Threats to reliability can be summarized as “would another researcher in this setting produce the same results?” Implementing visualizations as a researcher is very dependent on the skills a researcher has in a tool—a researcher already skilled in a JavaScript framework other than Vue/Vuex might have favored that instead, and a researcher very skilled in native MacOS GUI development would perhaps have implemented a desktop application for Apple computers, whereas a researcher with expert knowledge in pie charts would have favored those, etc. We speculate, however, that those views would have had many similarities to the ones we produced—perhaps a “pie-stack” with top-pies, sub-pies and sunburst charts could all have be implemented with the same patterns we observed. Perhaps this hypothetical pie-stack would work just as well or better than Tim? In short, other researchers might have produced other views, but we argue that at least some of the patterns would have been similar or the same. For example, one would still have to filter and aggregate at the least, and both comparisons and previews would most likely be useful as well, even for a pie-stack.
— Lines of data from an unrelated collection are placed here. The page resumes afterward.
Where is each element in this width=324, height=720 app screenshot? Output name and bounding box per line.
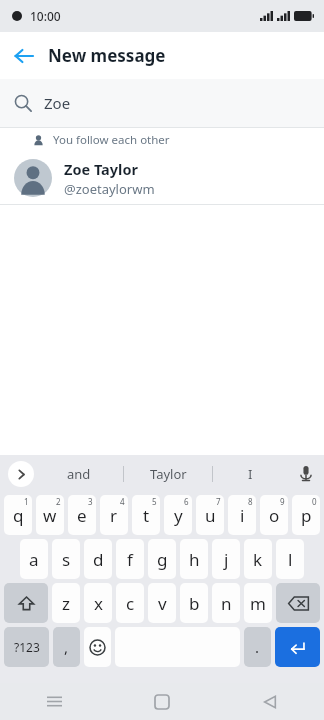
staticText: g	[157, 548, 168, 571]
staticText: v	[158, 592, 167, 615]
button[interactable]: j	[212, 539, 240, 579]
staticText: 9	[280, 496, 285, 507]
staticText: o	[269, 504, 280, 527]
staticText: 0	[312, 496, 317, 507]
staticText: New message	[48, 44, 166, 67]
staticText: w	[43, 504, 57, 527]
button[interactable]: t	[132, 495, 160, 535]
button[interactable]: b	[180, 583, 208, 623]
button[interactable]: Emoji	[84, 627, 111, 667]
button[interactable]: Zoe	[0, 79, 324, 127]
button[interactable]: I	[213, 455, 288, 493]
button[interactable]: Back	[0, 32, 48, 79]
staticText: r	[110, 504, 118, 527]
staticText: j	[224, 548, 229, 571]
staticText: t	[143, 504, 150, 527]
button[interactable]: v	[148, 583, 176, 623]
button[interactable]: z	[52, 583, 80, 623]
button[interactable]: Taylor	[124, 455, 212, 493]
staticText: k	[253, 548, 263, 571]
button[interactable]: Back	[216, 683, 324, 720]
staticText: ?123	[14, 639, 40, 655]
staticText: h	[189, 548, 200, 571]
button[interactable]: Recents	[0, 683, 108, 720]
staticText: 5	[152, 496, 157, 507]
button[interactable]: c	[116, 583, 144, 623]
button[interactable]: ,	[53, 627, 80, 667]
staticText: p	[301, 504, 312, 527]
button[interactable]: x	[84, 583, 112, 623]
staticText: q	[13, 504, 24, 527]
staticText: 4	[120, 496, 125, 507]
button[interactable]: Enter	[275, 627, 320, 667]
staticText: b	[189, 592, 200, 615]
staticText: u	[205, 504, 216, 527]
staticText: e	[77, 504, 87, 527]
button[interactable]: ?123	[4, 627, 49, 667]
button[interactable]: and	[34, 455, 123, 493]
staticText: i	[240, 504, 245, 527]
staticText: Zoe	[44, 93, 71, 113]
staticText: I	[248, 465, 253, 483]
button[interactable]: .	[244, 627, 271, 667]
staticText: f	[127, 548, 133, 571]
button[interactable]: More suggestions	[8, 461, 34, 487]
staticText: z	[62, 592, 70, 615]
button[interactable]: o	[260, 495, 288, 535]
button[interactable]: s	[52, 539, 80, 579]
button[interactable]: d	[84, 539, 112, 579]
staticText: s	[62, 548, 71, 571]
staticText: @zoetaylorwm	[64, 180, 155, 198]
staticText: n	[221, 592, 232, 615]
staticText: c	[126, 592, 135, 615]
button[interactable]: f	[116, 539, 144, 579]
button[interactable]: g	[148, 539, 176, 579]
button[interactable]: a	[20, 539, 48, 579]
staticText: m	[250, 592, 266, 615]
staticText: 8	[248, 496, 253, 507]
button[interactable]: n	[212, 583, 240, 623]
staticText: 3	[88, 496, 93, 507]
staticText: d	[93, 548, 104, 571]
staticText: l	[288, 548, 293, 571]
button[interactable]: k	[244, 539, 272, 579]
button[interactable]: Backspace	[276, 583, 320, 623]
staticText: and	[67, 465, 91, 483]
staticText: 7	[216, 496, 221, 507]
staticText: y	[174, 504, 183, 527]
staticText: ,	[64, 637, 69, 657]
button[interactable]: y	[164, 495, 192, 535]
button[interactable]: q	[4, 495, 32, 535]
staticText: You follow each other	[53, 132, 170, 148]
staticText: .	[255, 637, 260, 657]
button[interactable]: e	[68, 495, 96, 535]
staticText: a	[29, 548, 39, 571]
staticText: Zoe Taylor	[64, 159, 138, 179]
button[interactable]: w	[36, 495, 64, 535]
button[interactable]: Voice input	[288, 455, 324, 493]
staticText: 2	[56, 496, 61, 507]
button[interactable]: Zoe Taylor	[0, 152, 324, 204]
button[interactable]: h	[180, 539, 208, 579]
button[interactable]: Shift	[4, 583, 48, 623]
staticText: Taylor	[150, 465, 187, 483]
staticText: 6	[184, 496, 189, 507]
button[interactable]: u	[196, 495, 224, 535]
button[interactable]: p	[292, 495, 320, 535]
staticText: 1	[24, 496, 29, 507]
button[interactable]: i	[228, 495, 256, 535]
button[interactable]: Home	[108, 683, 216, 720]
button[interactable]: l	[276, 539, 304, 579]
staticText: x	[94, 592, 103, 615]
button[interactable]: r	[100, 495, 128, 535]
button[interactable]: m	[244, 583, 272, 623]
staticText: 10:00	[30, 8, 61, 24]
Related to validity are the two principles in research ethics on
scientific value, that “research should yield fruitful results for the good of society, and not be random and unnecessary” and
researcher skill, “the researchers should have adequate skills” [
46]. If we, as researchers, implemented views at random with poor or no skills in, e.g., web development, then the research would not only have poor validity, it would also be unethical. To combat these ethical threats, many person months have been invested in technological skills (learning database, backend and frontend programming) and researcher skills (participating in a research school, etc.), and we have included what is valuable to society (in particular the case company) when prioritizing implementation.
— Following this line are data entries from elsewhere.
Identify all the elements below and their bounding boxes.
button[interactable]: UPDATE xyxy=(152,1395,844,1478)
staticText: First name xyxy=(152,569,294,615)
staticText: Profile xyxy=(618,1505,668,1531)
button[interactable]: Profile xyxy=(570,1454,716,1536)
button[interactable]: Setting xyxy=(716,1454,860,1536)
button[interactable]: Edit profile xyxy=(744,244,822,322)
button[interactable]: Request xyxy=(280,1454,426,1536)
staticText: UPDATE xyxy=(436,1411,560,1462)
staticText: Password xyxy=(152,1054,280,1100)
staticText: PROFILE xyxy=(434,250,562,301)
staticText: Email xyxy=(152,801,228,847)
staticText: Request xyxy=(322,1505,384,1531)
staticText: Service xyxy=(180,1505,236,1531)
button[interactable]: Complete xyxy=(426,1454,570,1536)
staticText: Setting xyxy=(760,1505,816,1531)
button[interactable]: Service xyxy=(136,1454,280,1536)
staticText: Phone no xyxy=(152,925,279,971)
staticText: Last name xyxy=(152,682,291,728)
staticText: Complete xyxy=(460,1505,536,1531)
To conclude, there are validity and ethical threats to this study, but as suggested by Merino et al., Munzner, Runeson et al., Strandberg [
27,
28,
40,
46], and many others, we have made efforts to mitigate risks one could have expected by means of triangulation (collecting data using diversity), prolonged involvement (both in terms of knowing the domain, by conducting the study over several months, by collecting data from 201 days of use) and by using member checking, etc.